We met a group of New Zealand women who were well read on the specifics of each stage. They were some of the loudest and most cheerful hikers at the refuges. When asked “Which stage is worse - stage 3 or stage 4?”

regarding the difficulty of the stages, they responded “They’re all good!”. In our cohort we also had an Israeli Russian woman in her 60s who was typically the first to leave camp in the morning and the last to arrive in the evening. Her spirits were always incredibly high and if she was a​ble to get a warm shower every few days, she would describe the trail as a utopia.

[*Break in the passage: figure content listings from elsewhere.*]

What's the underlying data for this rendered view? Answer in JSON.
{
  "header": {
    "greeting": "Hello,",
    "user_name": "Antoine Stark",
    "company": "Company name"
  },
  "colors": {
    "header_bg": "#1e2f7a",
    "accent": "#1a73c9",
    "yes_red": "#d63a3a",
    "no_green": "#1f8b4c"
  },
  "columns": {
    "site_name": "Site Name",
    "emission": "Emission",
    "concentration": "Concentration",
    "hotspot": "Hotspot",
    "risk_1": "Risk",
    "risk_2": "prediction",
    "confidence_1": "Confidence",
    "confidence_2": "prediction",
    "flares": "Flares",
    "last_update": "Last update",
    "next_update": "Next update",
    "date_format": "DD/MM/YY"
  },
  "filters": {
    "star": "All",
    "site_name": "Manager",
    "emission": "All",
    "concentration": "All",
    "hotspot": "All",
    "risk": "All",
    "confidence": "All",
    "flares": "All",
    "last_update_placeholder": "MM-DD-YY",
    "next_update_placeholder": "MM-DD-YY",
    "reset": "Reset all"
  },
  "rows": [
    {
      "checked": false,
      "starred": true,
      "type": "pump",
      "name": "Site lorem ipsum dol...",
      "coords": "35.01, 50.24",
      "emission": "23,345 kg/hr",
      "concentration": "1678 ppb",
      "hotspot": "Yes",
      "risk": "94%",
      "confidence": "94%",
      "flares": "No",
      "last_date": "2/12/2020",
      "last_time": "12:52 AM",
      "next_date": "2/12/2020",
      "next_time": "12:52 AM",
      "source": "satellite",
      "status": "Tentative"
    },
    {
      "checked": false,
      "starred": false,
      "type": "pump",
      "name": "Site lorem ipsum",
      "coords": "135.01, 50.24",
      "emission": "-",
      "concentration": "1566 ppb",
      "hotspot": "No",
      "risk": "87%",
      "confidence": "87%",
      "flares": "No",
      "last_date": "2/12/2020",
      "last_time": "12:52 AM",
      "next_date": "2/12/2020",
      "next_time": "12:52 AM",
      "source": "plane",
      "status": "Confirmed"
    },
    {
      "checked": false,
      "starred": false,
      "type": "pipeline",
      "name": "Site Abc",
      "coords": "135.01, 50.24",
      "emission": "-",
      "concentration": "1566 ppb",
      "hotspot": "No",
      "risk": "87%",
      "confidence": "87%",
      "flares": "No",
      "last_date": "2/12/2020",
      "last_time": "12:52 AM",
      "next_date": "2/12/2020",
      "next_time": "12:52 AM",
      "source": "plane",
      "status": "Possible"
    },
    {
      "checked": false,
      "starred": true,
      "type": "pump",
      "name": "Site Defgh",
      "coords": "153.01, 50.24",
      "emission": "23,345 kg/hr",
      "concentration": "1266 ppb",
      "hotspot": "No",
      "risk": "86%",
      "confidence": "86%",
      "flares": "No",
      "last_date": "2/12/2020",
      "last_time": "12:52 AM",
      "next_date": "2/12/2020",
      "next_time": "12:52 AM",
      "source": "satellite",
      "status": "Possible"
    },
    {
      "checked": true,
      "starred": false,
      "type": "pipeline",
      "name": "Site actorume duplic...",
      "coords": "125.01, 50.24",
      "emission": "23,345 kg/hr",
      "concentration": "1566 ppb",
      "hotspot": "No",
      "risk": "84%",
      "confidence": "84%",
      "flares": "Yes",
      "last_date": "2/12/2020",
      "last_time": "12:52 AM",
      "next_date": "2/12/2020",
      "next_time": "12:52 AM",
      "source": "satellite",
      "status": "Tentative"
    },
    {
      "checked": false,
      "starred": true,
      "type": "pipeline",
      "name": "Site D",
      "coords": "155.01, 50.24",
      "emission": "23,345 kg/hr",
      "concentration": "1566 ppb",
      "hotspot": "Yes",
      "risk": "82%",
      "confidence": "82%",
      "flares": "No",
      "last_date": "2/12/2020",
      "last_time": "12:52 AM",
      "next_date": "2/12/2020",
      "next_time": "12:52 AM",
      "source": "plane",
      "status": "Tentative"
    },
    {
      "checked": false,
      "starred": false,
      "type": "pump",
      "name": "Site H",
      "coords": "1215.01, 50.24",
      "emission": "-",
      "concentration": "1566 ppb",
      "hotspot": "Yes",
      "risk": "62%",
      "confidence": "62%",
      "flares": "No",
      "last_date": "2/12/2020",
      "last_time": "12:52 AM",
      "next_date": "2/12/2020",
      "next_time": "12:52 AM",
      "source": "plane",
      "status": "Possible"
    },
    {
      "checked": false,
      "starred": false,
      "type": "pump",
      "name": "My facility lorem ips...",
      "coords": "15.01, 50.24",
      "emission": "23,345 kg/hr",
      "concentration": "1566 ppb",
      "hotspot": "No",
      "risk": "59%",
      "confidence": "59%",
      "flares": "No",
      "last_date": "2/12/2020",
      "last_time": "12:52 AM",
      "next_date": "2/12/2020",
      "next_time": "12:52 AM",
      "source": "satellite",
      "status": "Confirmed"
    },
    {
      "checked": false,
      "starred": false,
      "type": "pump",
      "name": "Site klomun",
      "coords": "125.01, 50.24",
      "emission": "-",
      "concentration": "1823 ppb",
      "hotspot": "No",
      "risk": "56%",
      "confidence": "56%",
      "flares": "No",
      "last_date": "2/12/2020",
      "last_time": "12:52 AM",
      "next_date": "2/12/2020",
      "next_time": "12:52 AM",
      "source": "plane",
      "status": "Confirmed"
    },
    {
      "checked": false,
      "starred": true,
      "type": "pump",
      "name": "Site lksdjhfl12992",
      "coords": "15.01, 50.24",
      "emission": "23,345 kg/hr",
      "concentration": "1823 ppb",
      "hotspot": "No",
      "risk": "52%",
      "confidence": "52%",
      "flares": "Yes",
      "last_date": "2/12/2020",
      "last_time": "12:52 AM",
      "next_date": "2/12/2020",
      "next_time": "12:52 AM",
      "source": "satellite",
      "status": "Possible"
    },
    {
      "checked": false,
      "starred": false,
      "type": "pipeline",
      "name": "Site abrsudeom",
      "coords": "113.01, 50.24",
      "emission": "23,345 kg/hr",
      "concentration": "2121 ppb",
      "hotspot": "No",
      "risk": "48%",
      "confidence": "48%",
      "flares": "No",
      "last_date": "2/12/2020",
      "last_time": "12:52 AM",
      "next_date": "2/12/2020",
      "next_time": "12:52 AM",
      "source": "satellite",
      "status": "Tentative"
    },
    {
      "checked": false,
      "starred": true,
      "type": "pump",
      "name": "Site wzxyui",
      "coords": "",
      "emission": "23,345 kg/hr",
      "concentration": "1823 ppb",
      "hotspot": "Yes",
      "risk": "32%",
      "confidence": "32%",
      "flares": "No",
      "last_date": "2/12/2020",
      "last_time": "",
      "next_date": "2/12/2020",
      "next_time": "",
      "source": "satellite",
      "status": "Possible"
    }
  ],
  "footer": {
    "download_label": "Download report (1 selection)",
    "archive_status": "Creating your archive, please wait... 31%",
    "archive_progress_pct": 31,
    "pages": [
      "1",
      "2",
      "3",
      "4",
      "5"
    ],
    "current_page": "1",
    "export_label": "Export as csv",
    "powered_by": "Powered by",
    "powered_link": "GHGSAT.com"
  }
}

The backpacking we had been familiar with before this trip was in wilderness where you could count the number of people you saw on one hand, and the food you had was limited to what you brought in the first place. Our experience on the GR20 was quite different from our past adventures.​ ​The trip was made most memorable to us by the familiar faces of the twenty or so people alongside of whom we shared snacks and conquered the GR20 North.

We are very thankful for this opportunity provided to us by the Sean Collier Grant as well as the Collier Grant Committee. Your enthusiasm for our proposed adventure enabled us grow as adventurers by taking on a trip which was a new challenging to us - a long, international backpacking trip. With the momentum from this trip, we hope to continue going on long distance trips that push us outside of our comfort zones in new ways.